Paul Keinanen wrote:
On Tue, 31 Mar 2009 20:37:58 -0700, Joerg
wrote:
JIMMIE wrote:
On Mar 27, 12:43 pm, Joerg
wrote:
From vague memory I think Geloso used them a lot and got a little under
4dB out of those on 144MHz. In case anyone needs a datasheet:
http://www.r-type.org/pdfs/6cw4.pdf
According to this page
http://www.amsat.org/amsat/archive/a.../msg00451.html
Geloso got 3.6 dB@50/144 MHz to 6.0 dB@432 MHz.
The VHF numbers are still usable at terrestrial VHF communication due
to the high band noise. For satellite and EME communication, the
performance it not very good at VHF and practically useless on UHF.
Although back in those days UHF was reserved for the more well-heeled
hams. I thought the 2m performance that old John got out of the
nuvistors was pretty good.
Tinkering with the nuvistors also sounded like fun. Well I now realize
why you dont see projects based on them and noone is scouring the
tables at the hamfest looking for nuvistors. There are better/easier
of ways of skinning this cat. A DC to Daylight preamp using a MMIC
may well have better NF and gain.
True, but tubes and even those tiny ones do have one distinct advantage.
When a thunderstorm rolls through town or you accidentally transmit into
your pre-amp their chance of survival is orders of magnitude higher.

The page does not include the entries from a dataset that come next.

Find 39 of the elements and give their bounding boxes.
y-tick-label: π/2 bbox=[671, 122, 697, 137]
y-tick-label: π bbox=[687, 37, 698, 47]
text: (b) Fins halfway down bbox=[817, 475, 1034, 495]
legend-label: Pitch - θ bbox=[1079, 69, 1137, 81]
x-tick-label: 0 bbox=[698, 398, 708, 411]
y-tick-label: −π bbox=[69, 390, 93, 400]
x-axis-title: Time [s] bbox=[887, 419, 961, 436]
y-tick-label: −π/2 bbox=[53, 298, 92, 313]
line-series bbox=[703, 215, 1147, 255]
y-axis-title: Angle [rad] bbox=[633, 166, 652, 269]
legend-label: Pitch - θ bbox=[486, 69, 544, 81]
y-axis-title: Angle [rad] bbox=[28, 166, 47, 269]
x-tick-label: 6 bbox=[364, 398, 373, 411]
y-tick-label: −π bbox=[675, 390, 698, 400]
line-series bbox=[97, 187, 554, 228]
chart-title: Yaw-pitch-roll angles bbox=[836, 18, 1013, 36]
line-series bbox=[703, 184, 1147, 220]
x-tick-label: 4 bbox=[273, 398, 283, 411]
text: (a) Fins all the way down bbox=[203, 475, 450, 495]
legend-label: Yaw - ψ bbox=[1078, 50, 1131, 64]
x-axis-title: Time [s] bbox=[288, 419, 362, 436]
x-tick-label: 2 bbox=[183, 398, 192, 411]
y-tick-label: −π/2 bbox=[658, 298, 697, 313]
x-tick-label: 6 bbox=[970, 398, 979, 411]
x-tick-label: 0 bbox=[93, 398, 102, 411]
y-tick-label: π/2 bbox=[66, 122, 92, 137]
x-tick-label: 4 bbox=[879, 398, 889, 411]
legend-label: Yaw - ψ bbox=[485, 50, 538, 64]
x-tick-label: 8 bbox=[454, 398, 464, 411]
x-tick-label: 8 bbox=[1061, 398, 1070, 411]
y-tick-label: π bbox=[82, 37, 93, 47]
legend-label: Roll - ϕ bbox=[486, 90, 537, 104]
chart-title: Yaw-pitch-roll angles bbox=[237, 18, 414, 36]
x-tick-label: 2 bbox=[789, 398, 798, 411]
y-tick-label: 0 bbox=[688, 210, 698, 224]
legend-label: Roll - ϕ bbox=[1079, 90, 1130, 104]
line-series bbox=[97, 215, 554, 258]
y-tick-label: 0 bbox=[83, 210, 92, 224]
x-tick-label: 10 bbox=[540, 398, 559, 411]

Just imagine, when placing a hard 50V spike onto the grid a tube won't
even flinch. A GaAs-FET or MMIC? Tsssk ... *BANG*.
Most part of the lightning electromagnetic radiation is at quite low
frequencies (below 1 MHz) and a typical VHF/UHF antenna will have a
quite low effective height at such low frequencies, thus not much low
frequency energy should enter the preamp.
However, during thunderstorms, quite large static charges can be
accumulated in ungrounded antenna elements and if there is a DC path
to the transistor, there is a significant risk of damage.
Using a folded dipole and grounding the center point will reduce the
static build up. The folded dipole will also act as a very small
magnetic loop, reducing the LF pickup of the lightning EM pulse. A
strong DC path (such as a shorted 1/4 wavelength stub) from the
amplifier input to ground will also reduce the DC and low frequency
pickup, thus reducing the risk for dangerously large voltages at the
transistor base/gate.
The trouble in my case was that this thing was also used for the upper
shortwave bands, when doing duplex transmissions. Similar to what is
nowadays called an active antenna. I didn't have the space for a 2nd
large antenna, the first one was already quite a stretch. This was in
Germany where properties are quite tiny.